Третий не лишний. Гл. 5. Начало

Леонид Блох
ГЛАВА  5

ЖЕСТЬ 

Есть такой термин у современной молодежи. Обозначает он много чего полезного. Заменяет массу слов. Особенно для тех, у кого бедный словарный запас. Помните Эллочку-людоедку из «Двенадцати стульев»? Так она по сравнению с ними словарь Брокгауза и Эфрона в нескольких томах.

– Жесть! – сказал как-то Дима, сидя у телевизора. Было ему лет четырнадцать тогда. Светлана Петровна обернулась на голос сына.

– Какие шесть? – спросила она. – Давно уже восемь стукнуло. Вечера.

– Мама, – ответил Дима, скептически скривив губу, – не шесть, а жесть.

– И что сие означает? – поинтересовалась мать.

– Тебе не понять.

– А ты попробуй объяснить. Я ж тугодумием пока не страдала.

– Ну, как бы подоходчивей сказать. Вот, к примеру, в Америке школьник расстрелял одноклассников. За то, что посмеялись над его плохой успеваемостью. Это жесть. Или собака загрызла хозяйку. Просто так, по зову крови. Тоже. Или музыка какая-нибудь, типа, хэви-мэтал. Или наш учитель по труду оказался маньяком. Он оставлял после уроков отстающих учеников, заставлял их делать дверные шпингалеты, а потом их больше никто не видел. Не шпингалеты, а учеников. А жена нашего трудовика торговала типа парной телятиной на рынке. Пока одна покупательница не узнала в теленке…

– Дима! Что ты говоришь!

– Мама, это просто пример такой.

– Кошмар, ужас!

– Типа того.

– А что там насчет нашего трудовика? Такой тихий человек.

– Я ж говорю, для примера. Хорошо, тогда другой случай. Пошли две подружки в лес за грибами. Вот. Корзинки-то потом нашли, а от девушек только сапожки резиновые остались.

– Жесть, – выдохнула Светлана Петровна.

– Молодец, мамочка. Быстро усваиваешь материал.

– Стараюсь.

– Еще примеры нужны?

– А давай я приведу. Завтра ты придешь в школу, на урок по физике. Учитель вызовет тебя к доске. Ты, конечно, ничего не знаешь. Потому что сейчас вместо подготовки к занятиям дурака валяешь. И получишь ты пару. Жесть?

– Фигня.

– Ладно. И ты с этой двойкой наперевес придешь домой. Я, безусловно, не обрадуюсь. И в субботу поеду с дядей Мариком в аквапарк без тебя.

– Вот это жесть.

*** 

А Марк Семенович, как человек, плохо представляющий, с кем он имеет дело, все-таки нарвался. На неприятность в лице двух братков низового звена. Феликс Михайлович предлагал племяннику нанять охрану, но тот гордо ответил:

– Экономия прежде всего. А  те деньги, которые вы хотели потратить на секьюрити, можете прибавить к моей зарплате.

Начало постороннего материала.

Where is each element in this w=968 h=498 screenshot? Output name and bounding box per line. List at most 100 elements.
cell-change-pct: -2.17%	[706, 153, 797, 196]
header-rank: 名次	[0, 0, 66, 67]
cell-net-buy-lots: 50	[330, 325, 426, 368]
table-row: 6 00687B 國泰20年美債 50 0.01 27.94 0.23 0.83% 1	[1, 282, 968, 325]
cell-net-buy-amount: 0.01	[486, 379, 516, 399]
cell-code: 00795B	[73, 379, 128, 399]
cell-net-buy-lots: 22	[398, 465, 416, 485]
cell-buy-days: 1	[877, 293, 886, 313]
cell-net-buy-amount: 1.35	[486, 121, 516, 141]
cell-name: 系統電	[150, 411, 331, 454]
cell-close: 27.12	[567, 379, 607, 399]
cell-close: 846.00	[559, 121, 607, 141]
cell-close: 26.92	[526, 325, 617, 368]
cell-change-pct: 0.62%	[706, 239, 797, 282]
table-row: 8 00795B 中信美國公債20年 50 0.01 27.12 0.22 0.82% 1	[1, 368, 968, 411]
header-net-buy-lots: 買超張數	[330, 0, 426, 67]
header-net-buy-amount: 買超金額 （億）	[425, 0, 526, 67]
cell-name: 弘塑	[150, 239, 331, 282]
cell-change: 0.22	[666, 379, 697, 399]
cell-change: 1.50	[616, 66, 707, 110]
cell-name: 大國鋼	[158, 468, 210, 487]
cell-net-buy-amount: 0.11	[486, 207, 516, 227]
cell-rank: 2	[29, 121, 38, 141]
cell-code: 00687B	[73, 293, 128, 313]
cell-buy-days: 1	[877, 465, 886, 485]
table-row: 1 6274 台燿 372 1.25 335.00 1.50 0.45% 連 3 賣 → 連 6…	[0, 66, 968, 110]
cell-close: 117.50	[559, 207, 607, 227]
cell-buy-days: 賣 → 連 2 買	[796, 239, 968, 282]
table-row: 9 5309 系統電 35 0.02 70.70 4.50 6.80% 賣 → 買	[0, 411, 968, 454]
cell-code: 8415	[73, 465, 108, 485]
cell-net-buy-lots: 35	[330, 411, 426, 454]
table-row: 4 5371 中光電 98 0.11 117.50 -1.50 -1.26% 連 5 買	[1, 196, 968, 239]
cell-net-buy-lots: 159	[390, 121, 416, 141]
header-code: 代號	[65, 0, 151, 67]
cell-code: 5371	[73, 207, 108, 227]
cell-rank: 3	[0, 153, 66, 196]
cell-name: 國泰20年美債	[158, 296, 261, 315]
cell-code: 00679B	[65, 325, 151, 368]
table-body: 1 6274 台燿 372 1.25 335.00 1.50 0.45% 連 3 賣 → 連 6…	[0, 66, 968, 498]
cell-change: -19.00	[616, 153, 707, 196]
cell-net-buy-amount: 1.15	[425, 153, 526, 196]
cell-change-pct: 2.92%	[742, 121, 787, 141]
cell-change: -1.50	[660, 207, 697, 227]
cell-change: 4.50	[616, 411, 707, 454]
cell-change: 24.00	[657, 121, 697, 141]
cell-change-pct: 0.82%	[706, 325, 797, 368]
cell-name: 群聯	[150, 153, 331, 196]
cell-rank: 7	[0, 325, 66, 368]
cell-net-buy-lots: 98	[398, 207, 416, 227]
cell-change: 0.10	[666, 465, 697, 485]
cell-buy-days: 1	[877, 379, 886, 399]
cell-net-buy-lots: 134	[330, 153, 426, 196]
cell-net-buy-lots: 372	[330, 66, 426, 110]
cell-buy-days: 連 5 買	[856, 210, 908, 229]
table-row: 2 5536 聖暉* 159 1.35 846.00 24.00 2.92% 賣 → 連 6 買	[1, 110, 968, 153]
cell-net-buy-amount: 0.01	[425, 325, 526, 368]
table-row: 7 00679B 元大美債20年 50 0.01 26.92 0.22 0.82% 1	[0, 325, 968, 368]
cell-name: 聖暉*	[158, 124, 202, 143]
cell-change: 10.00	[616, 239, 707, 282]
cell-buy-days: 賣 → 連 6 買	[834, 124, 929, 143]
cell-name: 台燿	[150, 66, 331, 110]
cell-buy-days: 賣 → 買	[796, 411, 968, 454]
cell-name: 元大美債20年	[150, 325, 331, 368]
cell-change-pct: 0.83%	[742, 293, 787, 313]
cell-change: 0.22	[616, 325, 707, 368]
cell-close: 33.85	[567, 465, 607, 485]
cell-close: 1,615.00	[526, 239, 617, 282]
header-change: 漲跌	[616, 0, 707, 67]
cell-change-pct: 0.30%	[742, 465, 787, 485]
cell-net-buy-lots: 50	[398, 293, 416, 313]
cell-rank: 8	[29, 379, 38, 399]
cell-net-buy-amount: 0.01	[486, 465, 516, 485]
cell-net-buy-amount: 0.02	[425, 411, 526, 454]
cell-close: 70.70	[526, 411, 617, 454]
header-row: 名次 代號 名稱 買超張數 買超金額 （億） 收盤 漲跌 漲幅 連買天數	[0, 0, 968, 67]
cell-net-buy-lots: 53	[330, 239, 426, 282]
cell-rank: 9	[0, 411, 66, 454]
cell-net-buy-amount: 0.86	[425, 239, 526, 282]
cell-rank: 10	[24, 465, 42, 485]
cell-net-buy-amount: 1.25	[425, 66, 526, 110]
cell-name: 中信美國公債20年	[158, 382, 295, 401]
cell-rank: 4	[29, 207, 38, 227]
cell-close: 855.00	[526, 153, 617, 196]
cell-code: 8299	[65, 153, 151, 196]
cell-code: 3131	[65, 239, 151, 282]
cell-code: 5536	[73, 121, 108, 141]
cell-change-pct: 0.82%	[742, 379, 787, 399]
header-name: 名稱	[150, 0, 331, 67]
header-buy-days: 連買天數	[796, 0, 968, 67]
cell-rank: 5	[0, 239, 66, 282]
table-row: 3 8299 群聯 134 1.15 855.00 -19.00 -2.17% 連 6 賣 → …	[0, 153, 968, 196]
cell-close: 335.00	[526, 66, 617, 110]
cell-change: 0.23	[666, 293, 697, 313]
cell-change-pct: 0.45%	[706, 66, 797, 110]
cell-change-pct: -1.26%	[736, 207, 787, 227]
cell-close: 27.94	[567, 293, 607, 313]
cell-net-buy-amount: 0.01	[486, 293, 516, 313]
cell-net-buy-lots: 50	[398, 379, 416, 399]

– Ладно, герой, – вздохнул директор, – по крайней мере, будь осторожней.

 Эх, если бы молодость слушала, что ей старость говорит.

Пару дней Марик оглядывался, когда входил в подъезд или в бизнес-центр, и на этом его предосторожности закончились. Где он, молодой, красивый, с тугим кошельком, а где та опасность? Да и, в конце концов, для чего тогда мы платим налоги и содержим милицию, которая нас за это должна беречь?

Ну, и произошло неминуемое.

Марк Семенович по дороге домой купил эскимо и присел на лавочке в сквере. До дома метров сто оставалось. Главное, чтобы мама не увидела, как он портит аппетит перед ужином. Но если бы Майя Михайловна увидела то, что случилось дальше, она бы про мороженое и не вспомнила.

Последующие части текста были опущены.